Sebagai catatan, S dan jenis material saluran mempengaruhi kecepatan aliran (vd) di dalam
saluran drainase (Tabel II–12 dan Tabel II–13). Pada aplikasi di lapangan, kemiringan saluran (S)
hampir sama dengan kemiringan medan limpasan (So) apabila saluran dibangun mengikuti
topografi untuk sifat aliran secara gravitasi (Tabel II–12).
vd di dalam saluran tertutup (closed conduit) tergantung dari bahan, sifat-sifat hidrolik
saluran, dan kondisi fisik. vd minimum pada sistem drainase sangat bervariasi dan tidak dapat
ditentukan dengan tepat. Untuk saluran tertutup dengan lapisan lining atau tahan erosi, vd
minimum berkisar 0,6–0,9 m/detik, sedangkan untuk saluran terbuka vd minimum berkisar 0,4 –
0.6 m/detik (Chow, 1989; Sukarto, 1999). Kecepatan ini sangat diperlukan untuk mencegah
pengendapan dan pertumbuhan tanaman air yang dapat menghambat aliran di sistem drainase.
vd maksimum adalah kecepatan pengaliran terbesar untuk mencegah erosi di permukaan saluran.
Untuk saluran dengan material tertentu, vd maksimum sebesar 2,5–3,5 m/detik, sedangkan
saluran alam (saluran tanah) sebesar 2,0 m/detik.

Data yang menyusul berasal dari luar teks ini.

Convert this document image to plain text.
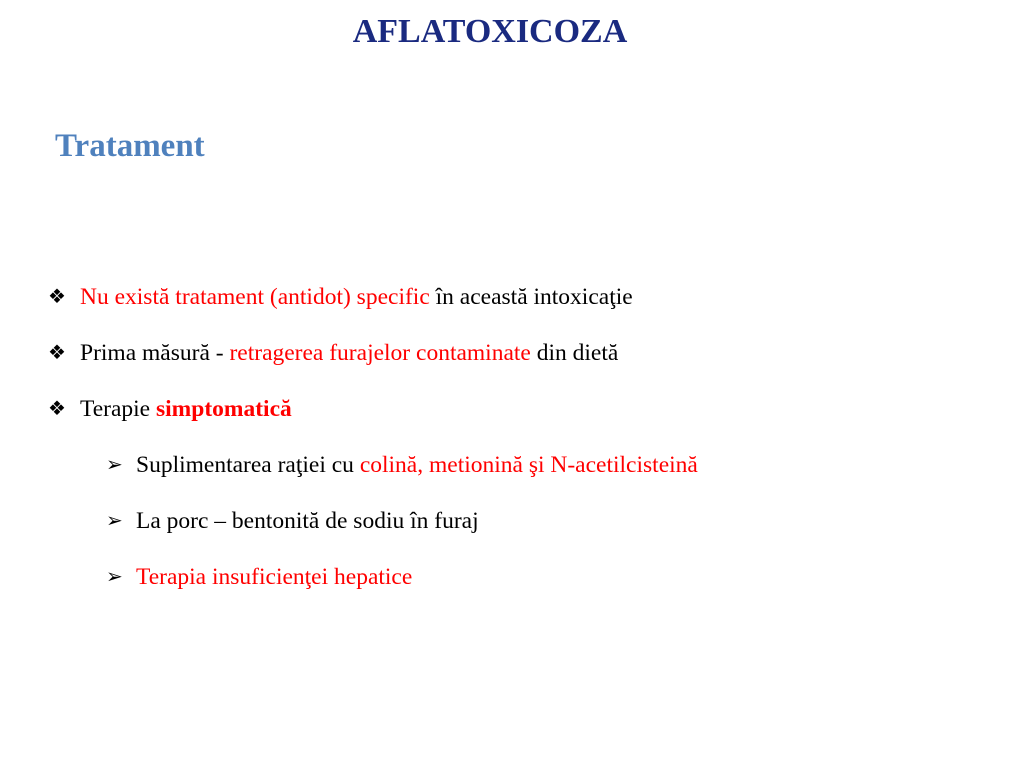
AFLATOXICOZA
Tratament
❖ Nu există tratament (antidot) specific în această intoxicaţie
❖ Prima măsură - retragerea furajelor contaminate din dietă
❖ Terapie simptomatică
➢ Suplimentarea raţiei cu colină, metionină şi N-acetilcisteină
➢ La porc – bentonită de sodiu în furaj
➢ Terapia insuficienţei hepatice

Tabel II.12 Kecepatan aliran (vd) untuk saluran alami


Kemiringan dasar saluran, Kecepatan aliran rata-
S (%) rata, vd (m/detik)
<1 0,4
1–2 0,6
2–4 0,9
4–6 1,2
6–10 1,5
10–15 2,4
(Sumber: Sukarto, 1999)
Tabel II.13 Kecepatan aliran (vd) berdasarkan jenis material saluran
Jenis bahan Kecepatan aliran rata-rata,
vd (m/detik)
Pasir halus 0,45
Lempung berpasir 0,50
Lanau aluvial 0,60
Kerikil halus 0,75
Lempung kokoh 0,75
Lempung padat 1,10
Kerikil kasar 1,20
Batu-batu besar 1,50
Pasangan batu 1,50
Beton 1,50
Beton bertulang 1,50

II.6.4. Waktu Konsentrasi


Untuk saluran di daerah perkotaan, waktu konsentrasi (tc) adalah akumulasi waktu
pengaliran limpasan air hujan di atas permukaan tanah menuju saluran terdekat (to) dan waktu
pengaliran di dalam saluran (td) hingga titik peninjauan. Waktu tc dipengaruhi oleh beberapa
faktor, yaitu luas dan bentuk daerah tangkapan, kondisi permukaan tanah, kondisi topografi, dan
kondisi geologi. tc dapat disederhanakan secara matematis melalui persamaan berikut:

𝑡c (menit) = 𝑡o + 𝑡d (II − 11)

Selain Persamaan (II–11) di atas, penentuan waktu tc dapat ditentukan melalui pendekatan
sebagai berikut:
a) Persamaan Kirpich

𝑡c (jam) = 0,0063 ∙ 𝐿0.77 ∙ 𝑆o −0.385 (II − 12)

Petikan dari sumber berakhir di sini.